Del Cowie: Everyone has one record they’re stomping for. My record was Shad’s TSOL. The sense I got was that we weren’t talking about the record on its own merits. We were talking about hip-hop in general and whether or not it was good. I said that publicly, and I don’t think I can get more specific than that.
SJ: I had to be like Michael Jackson between the two gangs. That’s the level of severity people were applying to this thing. I’m happy people take the decision so seriously, but really, they’re just records. We’re not selecting the new pope.
DC: When you go into the process of doing this, you assume, “Everyone loves music, this is going to be great.” But I might have underestimated how intense the debate was going to get.
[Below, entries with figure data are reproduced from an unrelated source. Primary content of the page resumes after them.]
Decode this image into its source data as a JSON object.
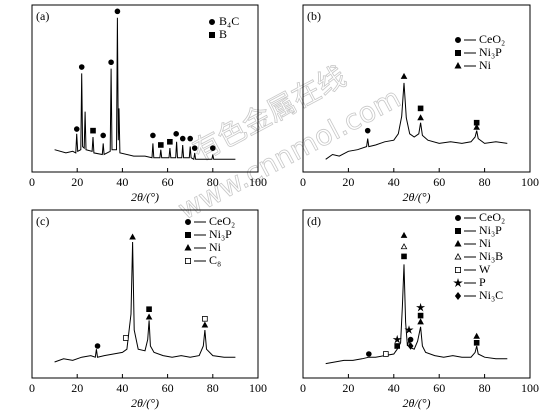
{
  "watermark": [
    "有色金属在线",
    "www.cnnmol.com"
  ],
  "chart_data": [
    {
      "type": "line",
      "panel_label": "(a)",
      "xlabel": "2θ/(°)",
      "xlim": [
        0,
        100
      ],
      "xticks": [
        0,
        20,
        40,
        60,
        80,
        100
      ],
      "ylim": [
        0,
        105
      ],
      "color": "#000000",
      "x": [
        10,
        15,
        18,
        19.4,
        19.8,
        20.2,
        21.6,
        22,
        22.4,
        23.1,
        23.5,
        23.9,
        26.6,
        27,
        27.4,
        31.1,
        31.5,
        31.9,
        34.6,
        35,
        35.4,
        37.4,
        37.8,
        38.2,
        38.5,
        38.9,
        45,
        50,
        53.1,
        53.5,
        53.9,
        56.6,
        57,
        57.4,
        60.6,
        61,
        61.4,
        63.6,
        64,
        64.4,
        66.3,
        66.7,
        67.1,
        69.6,
        70,
        70.4,
        71.6,
        72,
        72.4,
        79.6,
        80,
        80.4,
        85,
        90
      ],
      "values": [
        14,
        12,
        13,
        12,
        24,
        13,
        14,
        62,
        16,
        15,
        38,
        14,
        13,
        22,
        12,
        11,
        18,
        11,
        13,
        65,
        14,
        14,
        97,
        20,
        40,
        12,
        10,
        10,
        9,
        18,
        9,
        9,
        14,
        9,
        9,
        15,
        9,
        9,
        19,
        9,
        9,
        17,
        9,
        9,
        16,
        9,
        8,
        12,
        8,
        8,
        11,
        8,
        8,
        8
      ],
      "legend": [
        {
          "symbol": "circle",
          "label": "B₄C"
        },
        {
          "symbol": "square",
          "label": "B"
        }
      ],
      "peak_markers": [
        {
          "x": 19.8,
          "y": 27,
          "symbol": "circle"
        },
        {
          "x": 22,
          "y": 66,
          "symbol": "circle"
        },
        {
          "x": 27,
          "y": 26,
          "symbol": "square"
        },
        {
          "x": 31.5,
          "y": 23,
          "symbol": "circle"
        },
        {
          "x": 35,
          "y": 69,
          "symbol": "circle"
        },
        {
          "x": 37.8,
          "y": 101,
          "symbol": "circle"
        },
        {
          "x": 53.5,
          "y": 23,
          "symbol": "circle"
        },
        {
          "x": 57,
          "y": 17,
          "symbol": "square"
        },
        {
          "x": 61,
          "y": 19,
          "symbol": "square"
        },
        {
          "x": 63.8,
          "y": 24,
          "symbol": "circle"
        },
        {
          "x": 66.7,
          "y": 21,
          "symbol": "circle"
        },
        {
          "x": 70,
          "y": 21,
          "symbol": "circle"
        },
        {
          "x": 72,
          "y": 15,
          "symbol": "circle"
        },
        {
          "x": 80,
          "y": 15,
          "symbol": "circle"
        }
      ]
    },
    {
      "type": "line",
      "panel_label": "(b)",
      "xlabel": "2θ/(°)",
      "xlim": [
        0,
        100
      ],
      "xticks": [
        0,
        20,
        40,
        60,
        80,
        100
      ],
      "ylim": [
        0,
        105
      ],
      "color": "#000000",
      "x": [
        10,
        13,
        16,
        20,
        24,
        28,
        28.5,
        29,
        32,
        36,
        40,
        42,
        43.5,
        44.5,
        45.5,
        47,
        49,
        51,
        51.8,
        52.6,
        55,
        60,
        65,
        70,
        74,
        75.8,
        76.5,
        77.2,
        80,
        85,
        90
      ],
      "values": [
        8,
        11,
        10,
        13,
        14,
        16,
        21,
        16,
        17,
        19,
        20,
        24,
        35,
        56,
        34,
        24,
        22,
        24,
        31,
        23,
        20,
        18,
        19,
        18,
        19,
        22,
        26,
        21,
        18,
        19,
        18
      ],
      "legend": [
        {
          "symbol": "circle",
          "label": "CeO₂"
        },
        {
          "symbol": "square",
          "label": "Ni₃P"
        },
        {
          "symbol": "triangle",
          "label": "Ni"
        }
      ],
      "peak_markers": [
        {
          "x": 28.5,
          "y": 26,
          "symbol": "circle"
        },
        {
          "x": 44.5,
          "y": 60,
          "symbol": "triangle"
        },
        {
          "x": 51.8,
          "y": 40,
          "symbol": "square"
        },
        {
          "x": 51.8,
          "y": 34,
          "symbol": "triangle"
        },
        {
          "x": 76.5,
          "y": 31,
          "symbol": "square"
        },
        {
          "x": 76.5,
          "y": 28,
          "symbol": "triangle"
        }
      ]
    },
    {
      "type": "line",
      "panel_label": "(c)",
      "xlabel": "2θ/(°)",
      "xlim": [
        0,
        100
      ],
      "xticks": [
        0,
        20,
        40,
        60,
        80,
        100
      ],
      "ylim": [
        0,
        105
      ],
      "color": "#000000",
      "x": [
        10,
        14,
        18,
        22,
        26,
        28,
        28.5,
        29,
        32,
        36,
        40,
        42,
        43.8,
        44.5,
        45.2,
        47,
        50,
        51.2,
        51.8,
        52.4,
        54,
        58,
        62,
        66,
        70,
        74,
        75.8,
        76.5,
        77.2,
        80,
        85,
        90
      ],
      "values": [
        10,
        12,
        11,
        13,
        14,
        13,
        18,
        13,
        14,
        15,
        16,
        18,
        40,
        85,
        30,
        18,
        17,
        24,
        36,
        20,
        16,
        14,
        13,
        14,
        13,
        14,
        20,
        30,
        18,
        14,
        13,
        13
      ],
      "legend": [
        {
          "symbol": "circle",
          "label": "CeO₂"
        },
        {
          "symbol": "square",
          "label": "Ni₃P"
        },
        {
          "symbol": "triangle",
          "label": "Ni"
        },
        {
          "symbol": "open-square",
          "label": "C₈"
        }
      ],
      "peak_markers": [
        {
          "x": 29,
          "y": 20,
          "symbol": "circle"
        },
        {
          "x": 41.5,
          "y": 25,
          "symbol": "open-square"
        },
        {
          "x": 44.5,
          "y": 88,
          "symbol": "triangle"
        },
        {
          "x": 51.8,
          "y": 43,
          "symbol": "square"
        },
        {
          "x": 51.8,
          "y": 38,
          "symbol": "triangle"
        },
        {
          "x": 76.5,
          "y": 37,
          "symbol": "open-square"
        },
        {
          "x": 76.5,
          "y": 33,
          "symbol": "triangle"
        }
      ]
    },
    {
      "type": "line",
      "panel_label": "(d)",
      "xlabel": "2θ/(°)",
      "xlim": [
        0,
        100
      ],
      "xticks": [
        0,
        20,
        40,
        60,
        80,
        100
      ],
      "ylim": [
        0,
        105
      ],
      "color": "#000000",
      "x": [
        10,
        14,
        18,
        22,
        26,
        29,
        32,
        36,
        40,
        41.5,
        43,
        43.8,
        44.5,
        45.2,
        46,
        46.7,
        47.4,
        49,
        50.5,
        51.8,
        52.6,
        54,
        58,
        62,
        66,
        70,
        74,
        75.8,
        76.5,
        77.2,
        80,
        85,
        90
      ],
      "values": [
        9,
        10,
        11,
        11,
        12,
        13,
        13,
        14,
        15,
        18,
        22,
        45,
        71,
        35,
        20,
        24,
        19,
        18,
        23,
        32,
        20,
        16,
        14,
        13,
        14,
        13,
        13,
        16,
        20,
        15,
        13,
        12,
        12
      ],
      "legend": [
        {
          "symbol": "circle",
          "label": "CeO₂"
        },
        {
          "symbol": "square",
          "label": "Ni₃P"
        },
        {
          "symbol": "triangle",
          "label": "Ni"
        },
        {
          "symbol": "open-triangle",
          "label": "Ni₃B"
        },
        {
          "symbol": "open-square",
          "label": "W"
        },
        {
          "symbol": "star",
          "label": "P"
        },
        {
          "symbol": "diamond",
          "label": "Ni₃C"
        }
      ],
      "peak_markers": [
        {
          "x": 29,
          "y": 15,
          "symbol": "circle"
        },
        {
          "x": 36.5,
          "y": 15,
          "symbol": "open-square"
        },
        {
          "x": 41.5,
          "y": 24,
          "symbol": "star"
        },
        {
          "x": 41.5,
          "y": 20,
          "symbol": "square"
        },
        {
          "x": 44.5,
          "y": 89,
          "symbol": "triangle"
        },
        {
          "x": 44.5,
          "y": 82,
          "symbol": "open-triangle"
        },
        {
          "x": 44.5,
          "y": 76,
          "symbol": "square"
        },
        {
          "x": 46.7,
          "y": 30,
          "symbol": "star"
        },
        {
          "x": 47.4,
          "y": 24,
          "symbol": "circle"
        },
        {
          "x": 47.4,
          "y": 20,
          "symbol": "diamond"
        },
        {
          "x": 51.8,
          "y": 44,
          "symbol": "star"
        },
        {
          "x": 51.8,
          "y": 39,
          "symbol": "square"
        },
        {
          "x": 51.8,
          "y": 35,
          "symbol": "triangle"
        },
        {
          "x": 76.5,
          "y": 26,
          "symbol": "triangle"
        },
        {
          "x": 76.5,
          "y": 22,
          "symbol": "square"
        }
      ]
    }
  ]
}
We were talking about one of the best hip-hop records ever released in this country. You have to realize that… different critics have different levels of understanding about different things.
Karkwa were ultimately announced as the winner.
SJ: People said that a Quebec band singing in French will never win the prize. But Francophone bands don’t make the short list unless Anglos vote for it. This notion that Quebec music is only for Quebec people was exploded with that decision.
The 2011 Polaris Music Prize was awarded on September 19, pairing longtime host Grant Lawrence with former winner Damian Abraham. A diverse Short List included Colin Stetson’s experimental jazz alongside the PBR&B of the Weeknd and the legendary Ron Sexsmith, plus some insanely popular band from Montreal.
GL: There’s always jokes that get cut. Steve Jordan will cut jokes. One from last year was, “Hey, how about that Colin Stetson record, eh? Not since my mother’s Christmas meatloaf have so many people pretended to like something.”
DA: Hosting was nerve-wracking. When you’re a performer, it’s your show. When you’re the host, all you’re there to do is help move it along. Especially the year we performed, it was just like, “What the fuck do we have to lose?” I pulled my underwear into my ass crack to make a thong, and I remember thinking, “I’m doing this on national TV.”
GL: Ron Sexmith was nominated, and there are a lot of jokes to be made there. Here’s one, “Ron Sexsmith had a documentary air recently about his career. He had a tribute in his honour held at Massey Hall, and you can’t stroll down Queen Street without running into Ron. The Weeknd called Ron Sexsmith and is offering Ron lessons in anonymity in exchange for a melody.”
SJ: I remember being very concerned about the record that won all those other awards not winning our award. I prepared in my head for six months how to defend the award if Arcade Fire didn’t win. But I would have been happy with any of those records winning.
LL: It was “damned if you do, damned if you don’t.” They were a shoe-in, which made them not a shoe-in, since Polaris is an “underdog prize.”
Mercifully, Arcade Fire won.
GL: There’s a lot of awards in this country. Some appeal to the industry. Some appeal to the fans. But rarely does a prize appeal to the musicians, the industry, the media, and the fans. Polaris does all that.
Photos by Dustin Rabin. Courtesy of Polaris Music Prize.